Dr. Anthony S. Fauci, a virologist and immunologist who directs the National Institute of Allergy and Infectious Diseases, said in an interview, “The committee has a long history of awarding the prize to the person or group that makes the first seminal observation or discovery, and they did that in this case.” He added, “Nobel Prizes are always associated with great joy and great sadness, depending on who wins and who you are.”

The link between human papilloma virus and cervical cancer took years to gain acceptance. When Dr. zur Hausen proposed the connection in the 1970s, infection with papilloma virus was thought to cause nothing more serious than common warts, and the prevailing scientific view was that herpes type 2 virus caused cervical cancer. But Dr. zur Hausen consistently failed to find herpes type 2 DNA in cervical cancer cells using the newer molecular biology laboratory techniques.

In the 1980s, an American researcher said that financing agencies in the United States had rejected as unpromising his grant proposals to study links between papilloma viruses and cancer. The National Institutes of Health did not reply on Monday to questions about such proposals.

In 1983, Dr. zur Hausen discovered the first H.P.V., type 16, among biopsies of women who had cervical cancer. He went on to show that more than one H.P.V. type could lead to cervical cancer, in part by cloning H.P.V. 16 and another type, 18. Further research has shown that the two H.P.V. types are consistently found in about 70 percent of cervical cancer biopsies throughout the world, the institute said.

Of the more than 100 human papilloma viruses now known, about 40 infect the genital tract and 15 of them put women at high risk for cervical cancer. But in a vast majority of cases, the body’s immune system clears H.P.V. before the viruses cause harm. It is chronic infection that is dangerous.

H.P.V. viruses account for more than 5 percent of all cancers worldwide. Some types of H.P.V. are found in cancers of the vulva, penis, mouth and other areas. Other H.P.V. viruses cause warts on the foot and elsewhere.


Dr. zur Hausen’s research has led to development of vaccines that protect against strains of H.P.V. that cause most cases of cervical cancers. However, controversy has arisen over who should get the vaccines.

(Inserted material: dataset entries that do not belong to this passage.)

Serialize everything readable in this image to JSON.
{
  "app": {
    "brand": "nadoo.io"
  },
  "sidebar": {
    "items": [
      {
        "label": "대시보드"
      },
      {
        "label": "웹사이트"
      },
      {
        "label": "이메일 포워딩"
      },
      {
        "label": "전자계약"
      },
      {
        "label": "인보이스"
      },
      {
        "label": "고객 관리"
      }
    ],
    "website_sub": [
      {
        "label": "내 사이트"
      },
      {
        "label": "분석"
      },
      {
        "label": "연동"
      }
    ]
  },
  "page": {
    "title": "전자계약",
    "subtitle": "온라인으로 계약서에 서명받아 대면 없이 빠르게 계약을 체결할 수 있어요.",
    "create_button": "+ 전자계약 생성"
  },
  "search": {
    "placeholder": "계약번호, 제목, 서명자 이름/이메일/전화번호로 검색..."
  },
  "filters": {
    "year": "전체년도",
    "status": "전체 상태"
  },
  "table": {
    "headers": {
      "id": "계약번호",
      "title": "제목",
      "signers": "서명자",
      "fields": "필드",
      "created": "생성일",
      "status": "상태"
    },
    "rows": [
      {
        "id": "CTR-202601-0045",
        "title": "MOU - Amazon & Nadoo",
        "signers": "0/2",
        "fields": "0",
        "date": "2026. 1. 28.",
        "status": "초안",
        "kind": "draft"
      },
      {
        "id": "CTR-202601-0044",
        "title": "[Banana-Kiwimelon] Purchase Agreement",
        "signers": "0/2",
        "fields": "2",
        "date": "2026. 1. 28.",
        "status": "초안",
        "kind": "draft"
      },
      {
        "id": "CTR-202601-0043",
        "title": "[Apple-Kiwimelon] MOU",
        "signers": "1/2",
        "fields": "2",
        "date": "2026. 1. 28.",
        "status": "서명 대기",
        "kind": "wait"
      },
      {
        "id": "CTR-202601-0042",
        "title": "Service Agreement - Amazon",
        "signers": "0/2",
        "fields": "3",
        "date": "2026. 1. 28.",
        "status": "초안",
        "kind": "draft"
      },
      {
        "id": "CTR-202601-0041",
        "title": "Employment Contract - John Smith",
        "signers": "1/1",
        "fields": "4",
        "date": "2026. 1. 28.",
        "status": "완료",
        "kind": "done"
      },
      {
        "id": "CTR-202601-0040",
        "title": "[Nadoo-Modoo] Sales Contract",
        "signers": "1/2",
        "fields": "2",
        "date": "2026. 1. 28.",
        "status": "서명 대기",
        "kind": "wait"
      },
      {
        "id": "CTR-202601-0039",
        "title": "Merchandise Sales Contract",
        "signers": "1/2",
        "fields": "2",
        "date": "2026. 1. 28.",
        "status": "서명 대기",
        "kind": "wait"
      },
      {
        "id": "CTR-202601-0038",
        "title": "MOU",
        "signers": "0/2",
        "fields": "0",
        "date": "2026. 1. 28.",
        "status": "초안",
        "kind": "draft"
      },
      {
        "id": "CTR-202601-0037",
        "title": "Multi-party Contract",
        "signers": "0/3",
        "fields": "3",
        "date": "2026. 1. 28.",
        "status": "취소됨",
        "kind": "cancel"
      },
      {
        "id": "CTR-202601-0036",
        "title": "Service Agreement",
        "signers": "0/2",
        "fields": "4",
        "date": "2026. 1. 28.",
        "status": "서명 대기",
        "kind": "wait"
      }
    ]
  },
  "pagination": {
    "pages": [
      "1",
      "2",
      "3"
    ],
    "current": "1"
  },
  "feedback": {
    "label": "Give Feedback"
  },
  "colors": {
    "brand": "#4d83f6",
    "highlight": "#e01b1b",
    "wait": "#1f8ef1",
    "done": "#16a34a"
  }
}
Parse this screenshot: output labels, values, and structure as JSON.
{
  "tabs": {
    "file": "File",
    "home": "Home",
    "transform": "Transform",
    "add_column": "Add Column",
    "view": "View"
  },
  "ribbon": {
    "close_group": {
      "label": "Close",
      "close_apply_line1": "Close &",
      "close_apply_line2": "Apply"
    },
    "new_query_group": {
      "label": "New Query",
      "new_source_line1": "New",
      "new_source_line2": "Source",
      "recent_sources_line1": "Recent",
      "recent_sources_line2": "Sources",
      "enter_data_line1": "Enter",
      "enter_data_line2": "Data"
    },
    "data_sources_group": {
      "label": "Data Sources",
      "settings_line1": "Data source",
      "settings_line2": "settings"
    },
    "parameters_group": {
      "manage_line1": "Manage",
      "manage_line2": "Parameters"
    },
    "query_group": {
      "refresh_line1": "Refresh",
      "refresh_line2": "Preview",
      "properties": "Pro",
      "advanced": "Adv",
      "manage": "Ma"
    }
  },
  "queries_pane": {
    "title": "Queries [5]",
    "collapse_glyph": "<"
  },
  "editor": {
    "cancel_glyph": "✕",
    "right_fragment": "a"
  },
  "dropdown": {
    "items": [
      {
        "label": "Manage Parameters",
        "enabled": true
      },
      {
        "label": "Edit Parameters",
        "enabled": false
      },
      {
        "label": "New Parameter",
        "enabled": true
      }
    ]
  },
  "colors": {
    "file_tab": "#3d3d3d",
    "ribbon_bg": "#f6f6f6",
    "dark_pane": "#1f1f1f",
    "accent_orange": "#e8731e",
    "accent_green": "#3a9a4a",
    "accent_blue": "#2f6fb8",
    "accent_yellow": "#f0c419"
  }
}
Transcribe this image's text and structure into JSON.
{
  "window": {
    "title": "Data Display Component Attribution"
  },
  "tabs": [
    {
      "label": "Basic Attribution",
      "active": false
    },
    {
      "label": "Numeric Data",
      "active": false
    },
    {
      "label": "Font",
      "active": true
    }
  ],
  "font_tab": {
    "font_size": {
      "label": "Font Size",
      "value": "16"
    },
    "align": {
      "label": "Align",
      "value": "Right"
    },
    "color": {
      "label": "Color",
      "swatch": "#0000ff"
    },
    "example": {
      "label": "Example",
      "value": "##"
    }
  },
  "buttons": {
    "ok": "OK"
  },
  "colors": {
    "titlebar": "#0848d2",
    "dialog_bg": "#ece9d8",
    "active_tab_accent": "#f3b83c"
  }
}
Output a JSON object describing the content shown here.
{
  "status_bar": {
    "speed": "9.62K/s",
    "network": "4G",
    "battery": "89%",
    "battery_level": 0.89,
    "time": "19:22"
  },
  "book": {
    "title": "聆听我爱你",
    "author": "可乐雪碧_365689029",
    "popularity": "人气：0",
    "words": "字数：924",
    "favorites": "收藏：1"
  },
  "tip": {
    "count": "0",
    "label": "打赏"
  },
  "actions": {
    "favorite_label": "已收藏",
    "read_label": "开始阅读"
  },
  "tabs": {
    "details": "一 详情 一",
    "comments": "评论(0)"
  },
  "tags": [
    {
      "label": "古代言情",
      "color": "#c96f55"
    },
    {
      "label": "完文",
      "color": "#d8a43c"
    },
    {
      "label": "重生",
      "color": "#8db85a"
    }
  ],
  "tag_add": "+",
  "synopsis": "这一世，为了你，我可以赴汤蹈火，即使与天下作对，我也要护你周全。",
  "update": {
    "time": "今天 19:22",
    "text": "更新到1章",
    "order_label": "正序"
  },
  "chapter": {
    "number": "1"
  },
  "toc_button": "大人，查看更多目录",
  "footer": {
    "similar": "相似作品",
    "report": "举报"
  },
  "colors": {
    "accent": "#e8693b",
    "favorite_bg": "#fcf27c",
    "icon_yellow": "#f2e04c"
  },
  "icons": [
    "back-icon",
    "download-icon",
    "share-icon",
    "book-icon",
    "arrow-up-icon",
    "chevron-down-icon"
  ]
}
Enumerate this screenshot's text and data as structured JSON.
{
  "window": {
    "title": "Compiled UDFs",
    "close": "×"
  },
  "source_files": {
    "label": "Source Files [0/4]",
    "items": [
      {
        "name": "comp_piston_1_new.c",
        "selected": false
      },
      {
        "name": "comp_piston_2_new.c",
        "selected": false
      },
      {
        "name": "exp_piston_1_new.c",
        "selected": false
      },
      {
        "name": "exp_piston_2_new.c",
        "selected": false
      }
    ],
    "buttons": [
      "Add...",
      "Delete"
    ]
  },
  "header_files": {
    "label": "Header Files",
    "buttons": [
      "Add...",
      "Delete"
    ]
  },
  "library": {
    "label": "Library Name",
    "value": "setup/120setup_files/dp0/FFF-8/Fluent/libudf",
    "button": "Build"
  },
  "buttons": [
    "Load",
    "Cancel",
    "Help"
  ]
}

The United States Food and Drug Administration has approved one papilloma virus vaccine, Gardasil, for girls and women ages 9 to 26 and with advice that they get immunized before sexual activity begins. Because the vaccine was developed recently, doctors do not know for how long it will last.

The Nobel Prizes were created in the will of Alfred Nobel, the Swedish explosives inventor and manufacturer, who died in 1896. The first prizes were awarded in 1901.